I’ve been told it’s very good, but unfortunately I cannot physically sit down and watch it without being sarcastic. As far as I can tell the eponymous hero is a sea sponge (with arms and legs and eyes, but I’m not going to criticise that, since it’s a cartoon, and because there are far more important things to criticise), who works in a burger bar at the bottom of the Pacific. So let’s start there. Water is an excellent thermal conductor, and therefore it would be impossible to grill underwater. That isn’t a problem, though, because you don’t have any burgers to grill, since there are no cows at the bottom of the sea. Those, however, are details that people without my scientific education might miss (I learned about the cows on National Geographic), but don’t fear, the writers and animators have kindly added lots more mistakes which are more accessible to the ignorant masses such as yourself. SpongeBob’s boss routinely lights cigars underwater. SpongeBob, when he manages to get into difficult situations, will break into an underwater sweat, in which the sweat forms crisp droplets, and falls downward (since sweat is denser than seawater). In real life, the sweat would of course disperse in a very pretty but very hard to animate kind of a way, but then in real life a SCUBA kit does not allow rats to live underwater in perpetuity, so today’s lesson is that real life has nothing to do with SpongeBob SquarePants.

The one thing, though, that puzzles me above all else about SpongeBob Squarepants is: Who came up with it? Presumably at some point somebody had to say to their boss “I’ve got this idea for a show. It’s about a sea sponge with square pants, who works in a burger bar. I call it SpongeBob SquarePants”. And presumably their boss must have said “That sounds like a good idea”.

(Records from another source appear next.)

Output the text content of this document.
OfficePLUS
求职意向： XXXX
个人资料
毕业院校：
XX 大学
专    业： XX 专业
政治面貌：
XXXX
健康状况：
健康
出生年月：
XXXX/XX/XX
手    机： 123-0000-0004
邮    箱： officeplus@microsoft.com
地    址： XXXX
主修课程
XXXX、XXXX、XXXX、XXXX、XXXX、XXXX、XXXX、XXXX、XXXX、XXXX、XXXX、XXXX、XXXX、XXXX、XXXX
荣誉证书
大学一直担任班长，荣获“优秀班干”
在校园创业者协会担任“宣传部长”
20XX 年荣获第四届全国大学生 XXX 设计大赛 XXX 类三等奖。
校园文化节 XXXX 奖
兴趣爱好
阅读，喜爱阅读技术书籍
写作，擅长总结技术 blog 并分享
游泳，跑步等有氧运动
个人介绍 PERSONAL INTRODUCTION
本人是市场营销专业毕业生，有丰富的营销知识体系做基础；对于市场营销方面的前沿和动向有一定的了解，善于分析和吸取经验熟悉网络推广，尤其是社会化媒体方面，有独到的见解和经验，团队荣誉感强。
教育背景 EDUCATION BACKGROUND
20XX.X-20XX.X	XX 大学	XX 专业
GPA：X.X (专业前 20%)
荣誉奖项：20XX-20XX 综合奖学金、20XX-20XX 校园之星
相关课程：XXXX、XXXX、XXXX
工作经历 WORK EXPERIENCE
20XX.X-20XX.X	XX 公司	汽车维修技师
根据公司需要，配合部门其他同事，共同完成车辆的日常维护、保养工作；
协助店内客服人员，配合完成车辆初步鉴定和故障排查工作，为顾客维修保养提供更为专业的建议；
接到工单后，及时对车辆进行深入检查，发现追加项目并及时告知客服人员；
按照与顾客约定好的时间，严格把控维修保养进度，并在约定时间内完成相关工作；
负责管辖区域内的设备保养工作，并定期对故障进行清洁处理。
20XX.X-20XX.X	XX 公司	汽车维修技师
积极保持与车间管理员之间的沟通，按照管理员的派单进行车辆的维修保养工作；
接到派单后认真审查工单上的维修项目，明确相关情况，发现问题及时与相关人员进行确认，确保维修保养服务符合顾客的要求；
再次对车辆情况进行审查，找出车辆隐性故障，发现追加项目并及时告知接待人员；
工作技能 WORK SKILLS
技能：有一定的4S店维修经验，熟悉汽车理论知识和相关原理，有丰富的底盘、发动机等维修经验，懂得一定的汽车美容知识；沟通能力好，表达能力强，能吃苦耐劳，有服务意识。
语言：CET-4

Now don’t get me wrong, I’m not saying it’s not a good programme. I’m just sure it’s not as good a programme as the people at the Church of Spongebob think it is. They have put in a lot of effort, and seem to be part way through the arduous task of turning every episode into a holy text. So, if you’re ready, eddy, eddy to join “a church that finds joy in the little things in life, and isn’t afraid to say so,” then feel free. But if Spongebob turns out not to be God, you might look rather silly. Still, probably better that than you join the Church of Bubble, whose site hasn’t been updated in the last two years, due largely to their Lord’s total and complete failure to do anything of note since leaving the Big Brother house.